Fried Chicken & Donuts
Fried chicken isn’t usually what most visitors think of when they think of iconic Philly dishes. But that’s because they haven’t been to Federal Donuts. This local mini-chain — from Zahav star chef Michael Solomonov — is beloved by locals. And what’s not to love about crispy fried chicken and a hot, fresh donut? For a taste of sweet and salty carb heaven, try the fried chicken sandwich — served with ranch seasoning and American cheese on a Martin’s potato roll — paired with a surprisingly delicious and delicate strawberry lavender donut.
Hand Drawn Noodles
Philly is fortunate to have a thriving Chinatown, and there’s no shortage of authentic Asian delicacies and eateries to choose from. You could easily spend days — weeks even — eating your way through the neighborhood, but if you can only try one dish, go for the hand drawn noodles at Nan Zhou Noodle House especially if it’s cold outside.
The noodles are hand-pulled (or, if your prefer, knife cut) in-house, and then added to your choice of soup or stir fry. Few things are as nourishing to the soul as a piping hot bowl of noodle soup on a blustery day, especially the beef brisket, duck, or meatball.
Spinach (or Swiss Chard) Gnocchi with Brown Butter
Philly is home to one of the highest concentrations of Italian-Americans in the country, and it’s no exaggeration to say that in most parts of the city you could throw a dart and hit a decent Italian restaurant, particularly of the red sauce (or “red gravy” when in Philly) variety.
But Vetri Cucina is in a class of its own. Helmed by renowned chef Marc Vetri, in 1998 this establishment brought high-end, ingredient-driven Italian food to Philadelphia. Twenty years later it’s lost none of the attention to detail that made it a culinary destination. And there’s one dish on the tasting menu that is a must: the spinach (and sometimes, seasonally, Swiss chard) gnocchi in brown butter. No, it’s not a trendy dish; far from it. Rather, it’s a perfectly executed classic — and quite possibly the best gnocchi you will ever taste.
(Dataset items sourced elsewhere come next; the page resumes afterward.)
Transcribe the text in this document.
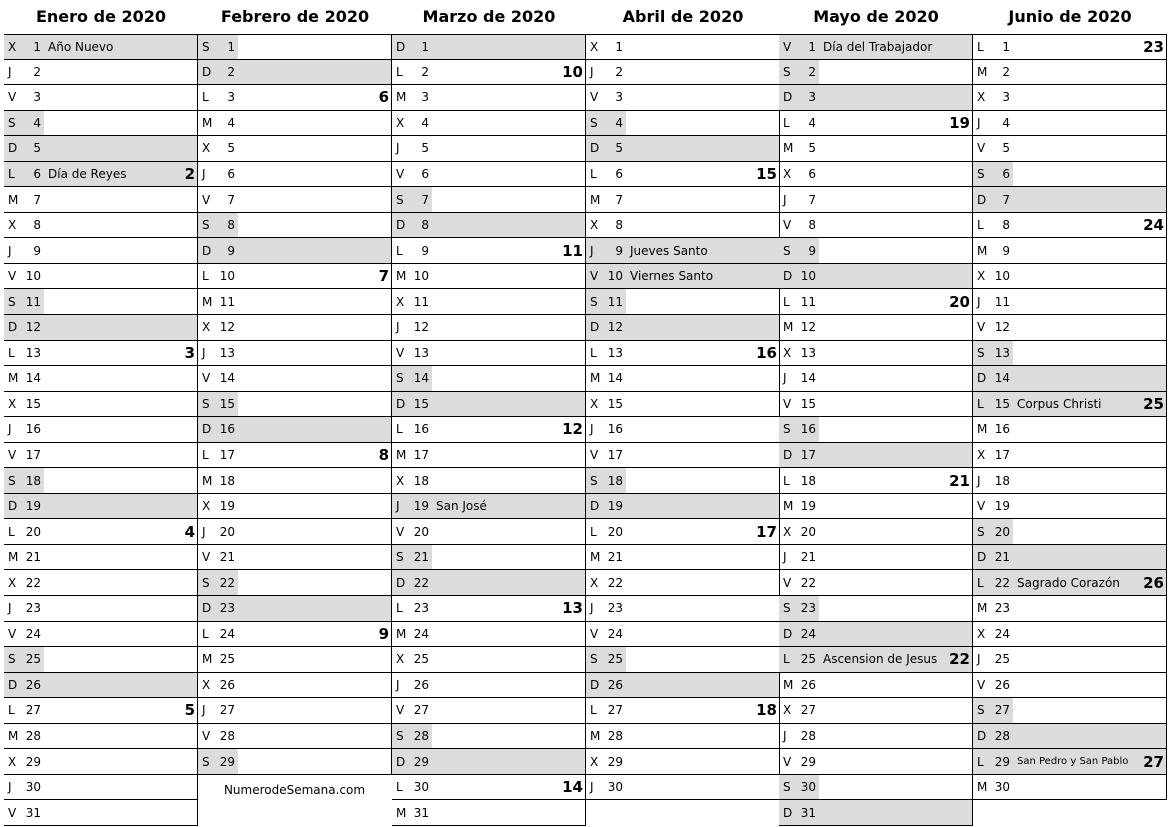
Enero de 2020
X	1 Año Nuevo
J	2
V	3
S	4
D	5
L	6 Día de Reyes	2
M	7
X	8
J	9
V 10
S 11
D 12
L 13	3
M 14
X 15
J	16
V 17
S 18
D 19
L 20	4
M 21
X 22
J	23
V 24
S 25
D 26
L 27	5
M 28
X 29
J	30
V 31
Febrero de 2020
S	1
D	2
L	3	6
M	4
X	5
J	6
V	7
S	8
D	9
L 10	7
M 11
X 12
J	13
V 14
S 15
D 16
L 17	8
M 18
X 19
J	20
V 21
S 22
D 23
L 24	9
M 25
X 26
J	27
V 28
S 29
Marzo de 2020
D	1
L	2	10
M	3
X	4
J	5
V	6
S	7
D	8
L	9	11
M 10
X 11
J	12
V 13
S 14
D 15
L 16	12
M 17
X 18
J	19 San José
V 20
S 21
D 22
L 23	13
M 24
X 25
J	26
V 27
S 28
D 29
L 30	14
M 31
Abril de 2020
X	1
J	2
V	3
S	4
D	5
L	6	15
M	7
X	8
J	9 Jueves Santo
V 10 Viernes Santo
S 11
D 12
L 13	16
M 14
X 15
J	16
V 17
S 18
D 19
L 20	17
M 21
X 22
J	23
V 24
S 25
D 26
L 27	18
M 28
X 29
J	30
Mayo de 2020
V	1 Día del Trabajador
S	2
D	3
L	4	19
M	5
X	6
J	7
V	8
S	9
D 10
L 11	20
M 12
X 13
J	14
V 15
S 16
D 17
L 18	21
M 19
X 20
J	21
V 22
S 23
D 24
L 25 Ascension de Jesus 22
M 26
X 27
J	28
V 29
S 30
D 31
Junio de 2020
L	1	23
M	2
X	3
J	4
V	5
S	6
D	7
L	8	24
M	9
X 10
J	11
V 12
S 13
D 14
L 15 Corpus Christi	25
M 16
X 17
J	18
V 19
S 20
D 21
L 22 Sagrado Corazón 26
M 23
X 24
J	25
V 26
S 27
D 28
L 29 San Pedro y San Pablo 27
M 30
NumerodeSemana.com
Lots of cities have passable tacos. Some, like Austin, Texas, even have fabulous tacos. But no one has South Philly Barbacoa. Since David Chang featured it on "Ugly Delicious" and Bon Appetit named it one of the best restaurants in the country, it’s not exactly a secret anymore. But the hype around this local favorite is well deserved. Just three days a week — Saturdays through Mondays — Chef Cristina Martinez serves up her slow-cooked barbacoa style tacos to eager and hungry hordes. Don’t be tempted to sleep in, she sells out early — for good reason.